BATLAPIN BOYS THROWING THE KIRI.

Livingstone did not descend into the lowlands on the lower Chambesi and about Lake Bangweola, but kept heading northward on the skirts of the Congo water-shed, in the direction of Tanganyika. He found about all the streams the spongy soil which so impeded his steps, the same alternations of hill and plain, forest and jungle. Everywhere were evidences of that gigantic and plentiful animal life which characterizes tropical Africa. To this wonderful exuberance was now added herds of wild hogs, whose leaders were even more formidable looking than the boars of the German forests.

PURSUIT OF THE WILD BOAR.

In his course toward Tanganyika he passed the people of Moamba who import copper from Kantanga and manufacture it into a very fine wire for ornaments and animal traps. The Babemba villages were passed, a tribe living within close stockades, and more warlike than those to the south. The banana now begins to flourish, and herds of cattle denote a pastoral life. Tobacco is grown in quantities sufficient for a home supply. Hunting is carried on by means of the hopo hedges, within whose bounds the wild beasts are frightened by circles of hunters.

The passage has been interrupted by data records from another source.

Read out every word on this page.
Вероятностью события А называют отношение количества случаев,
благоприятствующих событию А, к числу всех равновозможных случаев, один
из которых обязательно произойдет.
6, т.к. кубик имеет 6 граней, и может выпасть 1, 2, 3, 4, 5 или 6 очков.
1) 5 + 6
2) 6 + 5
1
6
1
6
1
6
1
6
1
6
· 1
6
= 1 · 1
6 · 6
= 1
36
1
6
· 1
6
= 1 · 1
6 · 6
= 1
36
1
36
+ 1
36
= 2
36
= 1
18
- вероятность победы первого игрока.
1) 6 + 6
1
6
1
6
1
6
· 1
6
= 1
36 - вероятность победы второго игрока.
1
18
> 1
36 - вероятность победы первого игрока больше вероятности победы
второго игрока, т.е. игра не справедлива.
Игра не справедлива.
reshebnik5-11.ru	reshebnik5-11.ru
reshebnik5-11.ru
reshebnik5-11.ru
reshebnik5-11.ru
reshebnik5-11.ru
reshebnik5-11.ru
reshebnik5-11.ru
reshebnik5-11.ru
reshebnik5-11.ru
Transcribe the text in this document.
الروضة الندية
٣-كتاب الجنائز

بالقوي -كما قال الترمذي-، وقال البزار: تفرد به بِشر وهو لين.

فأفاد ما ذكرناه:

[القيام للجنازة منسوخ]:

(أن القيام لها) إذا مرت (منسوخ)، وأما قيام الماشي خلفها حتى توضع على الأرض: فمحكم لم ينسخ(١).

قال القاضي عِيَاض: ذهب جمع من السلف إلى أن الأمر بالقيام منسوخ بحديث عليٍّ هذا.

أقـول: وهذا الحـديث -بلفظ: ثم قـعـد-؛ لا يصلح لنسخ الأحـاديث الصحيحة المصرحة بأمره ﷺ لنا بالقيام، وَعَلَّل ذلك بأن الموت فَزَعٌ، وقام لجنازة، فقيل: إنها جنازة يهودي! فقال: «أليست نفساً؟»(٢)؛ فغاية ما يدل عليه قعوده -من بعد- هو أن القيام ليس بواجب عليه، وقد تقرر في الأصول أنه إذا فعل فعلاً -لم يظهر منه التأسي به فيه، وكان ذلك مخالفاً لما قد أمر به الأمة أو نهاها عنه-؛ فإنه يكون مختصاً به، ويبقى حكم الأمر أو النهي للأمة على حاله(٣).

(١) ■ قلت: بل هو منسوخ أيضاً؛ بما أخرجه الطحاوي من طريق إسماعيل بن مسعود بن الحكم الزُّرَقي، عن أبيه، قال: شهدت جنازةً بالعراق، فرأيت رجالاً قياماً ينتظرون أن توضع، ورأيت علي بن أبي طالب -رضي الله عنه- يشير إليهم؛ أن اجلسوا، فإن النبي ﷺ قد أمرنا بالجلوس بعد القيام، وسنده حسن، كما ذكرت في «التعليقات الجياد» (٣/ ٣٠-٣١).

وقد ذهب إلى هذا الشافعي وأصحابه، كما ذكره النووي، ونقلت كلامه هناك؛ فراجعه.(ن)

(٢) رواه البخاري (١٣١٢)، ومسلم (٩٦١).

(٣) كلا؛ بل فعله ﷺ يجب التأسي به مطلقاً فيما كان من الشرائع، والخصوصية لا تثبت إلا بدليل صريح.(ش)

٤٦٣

In the Balungu country, Livingstone found Lake Liemba, amid

a beautiful landscape. The chief, Kasongo, gave him a royal reception. He was gratified here to find men from Tanganyika. The lake is at the bottom of a basin whose sides are nearly perpendicular but tree-covered. Down over the rocks pour beautiful cascades, and buffaloes, elephants and antelopes wander on the more level spots, while lions roar by night. The villages are surrounded by luxuriant palm-oil trees, whose bunches of fruit grow so large as to require two men to carry them. The Balungu are an excessively polite people, but chary of information and loth to trade. This is because they have been so much raided by the Arabs and native Mazitu. The waters of this lake appeared to drain to the north into Tanganyika, but more probably by some other outlet to the Congo. Livingstone had never seen elephants so plenty as in this section. They came all about his camp and might be seen at any time eating reachable foliage, or grubbing lustily at the roots of small trees in order to prostrate them so as to get at their stems and leaves.